Mount Gray (Vermilion Range)
Geology
Mount Gray is composed of Ottertail limestone, a sedimentary rock laid down during the Cambrian period and pushed east and over the top of younger rock during the Laramide orogeny.
History
"Mount Cambria" or "Cambria Peak" were names originally proposed in 1918 for the mountain by Charles Doolittle Walcott because it was formed entirely of Cambrian rocks. However, the mountain's name was officially adopted in 1924 by the Geographical Names Board of Canada to honor William J. Gray, a University of British Columbia student and founding member of the British Columbia Mountaineering Club who drowned in the Kootenay River on July 10, 1917, along with Charles Wales Drysdale when their raft capsized and both were swept away while working on a geologic field survey. Mount Drysdale and Mount Gray form the buttresses on opposite sides of Wolverine Pass.
Climate
![](http://upload.wikimedia.org/wikipedia/commons/thumb/4/43/Mount_Gray_%28Vermilion_Range%29.jpg/280px-Mount_Gray_%28Vermilion_Range%29.jpg)
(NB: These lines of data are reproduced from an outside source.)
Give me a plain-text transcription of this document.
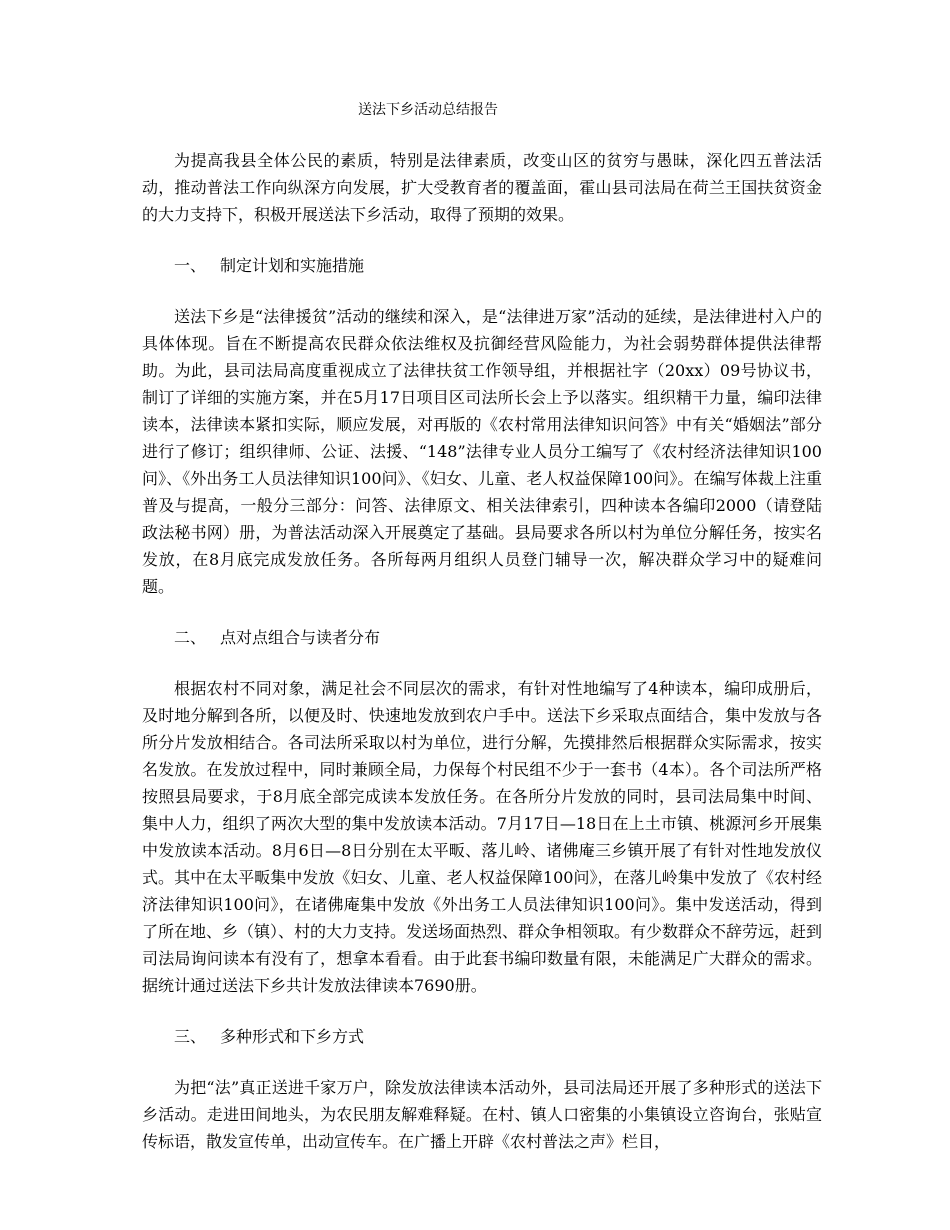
送法下乡活动总结报告

为提高我县全体公民的素质，特别是法律素质，改变山区的贫穷与愚昧，深化四五普法活动，推动普法工作向纵深方向发展，扩大受教育者的覆盖面，霍山县司法局在荷兰王国扶贫资金的大力支持下，积极开展送法下乡活动，取得了预期的效果。

一、 制定计划和实施措施

送法下乡是“法律援贫”活动的继续和深入，是“法律进万家”活动的延续，是法律进村入户的具体体现。旨在不断提高农民群众依法维权及抗御经营风险能力，为社会弱势群体提供法律帮助。为此，县司法局高度重视成立了法律扶贫工作领导组，并根据社字（20xx）09号协议书，制订了详细的实施方案，并在5月17日项目区司法所长会上予以落实。组织精干力量，编印法律读本，法律读本紧扣实际，顺应发展，对再版的《农村常用法律知识问答》中有关“婚姻法”部分进行了修订；组织律师、公证、法援、“148”法律专业人员分工编写了《农村经济法律知识100问》、《外出务工人员法律知识100问》、《妇女、儿童、老人权益保障100问》。在编写体裁上注重普及与提高，一般分三部分：问答、法律原文、相关法律索引，四种读本各编印2000（请登陆政法秘书网）册，为普法活动深入开展奠定了基础。县局要求各所以村为单位分解任务，按实名发放，在8月底完成发放任务。各所每两月组织人员登门辅导一次，解决群众学习中的疑难问题。

二、 点对点组合与读者分布

根据农村不同对象，满足社会不同层次的需求，有针对性地编写了4种读本，编印成册后，及时地分解到各所，以便及时、快速地发放到农户手中。送法下乡采取点面结合，集中发放与各所分片发放相结合。各司法所采取以村为单位，进行分解，先摸排然后根据群众实际需求，按实名发放。在发放过程中，同时兼顾全局，力保每个村民组不少于一套书（4本）。各个司法所严格按照县局要求，于8月底全部完成读本发放任务。在各所分片发放的同时，县司法局集中时间、集中人力，组织了两次大型的集中发放读本活动。7月17日—18日在上土市镇、桃源河乡开展集中发放读本活动。8月6日—8日分别在太平畈、落儿岭、诸佛庵三乡镇开展了有针对性地发放仪式。其中在太平畈集中发放《妇女、儿童、老人权益保障100问》，在落儿岭集中发放了《农村经济法律知识100问》，在诸佛庵集中发放《外出务工人员法律知识100问》。集中发送活动，得到了所在地、乡（镇）、村的大力支持。发送场面热烈、群众争相领取。有少数群众不辞劳远，赶到司法局询问读本有没有了，想拿本看看。由于此套书编印数量有限，未能满足广大群众的需求。据统计通过送法下乡共计发放法律读本7690册。

三、 多种形式和下乡方式

为把“法”真正送进千家万户，除发放法律读本活动外，县司法局还开展了多种形式的送法下乡活动。走进田间地头，为农民朋友解难释疑。在村、镇人口密集的小集镇设立咨询台，张贴宣传标语，散发宣传单，出动宣传车。在广播上开辟《农村普法之声》栏目，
Based on the Köppen climate classification, Mount Gray is located in a subarctic climate zone with cold, snowy winters, and mild summers. Temperatures can drop below −20 °C with wind chill factors below −30 °C. Precipitation runoff from the mountain drains east into tributaries of the Vermilion River, or west into tributaries of the Beaverfoot River.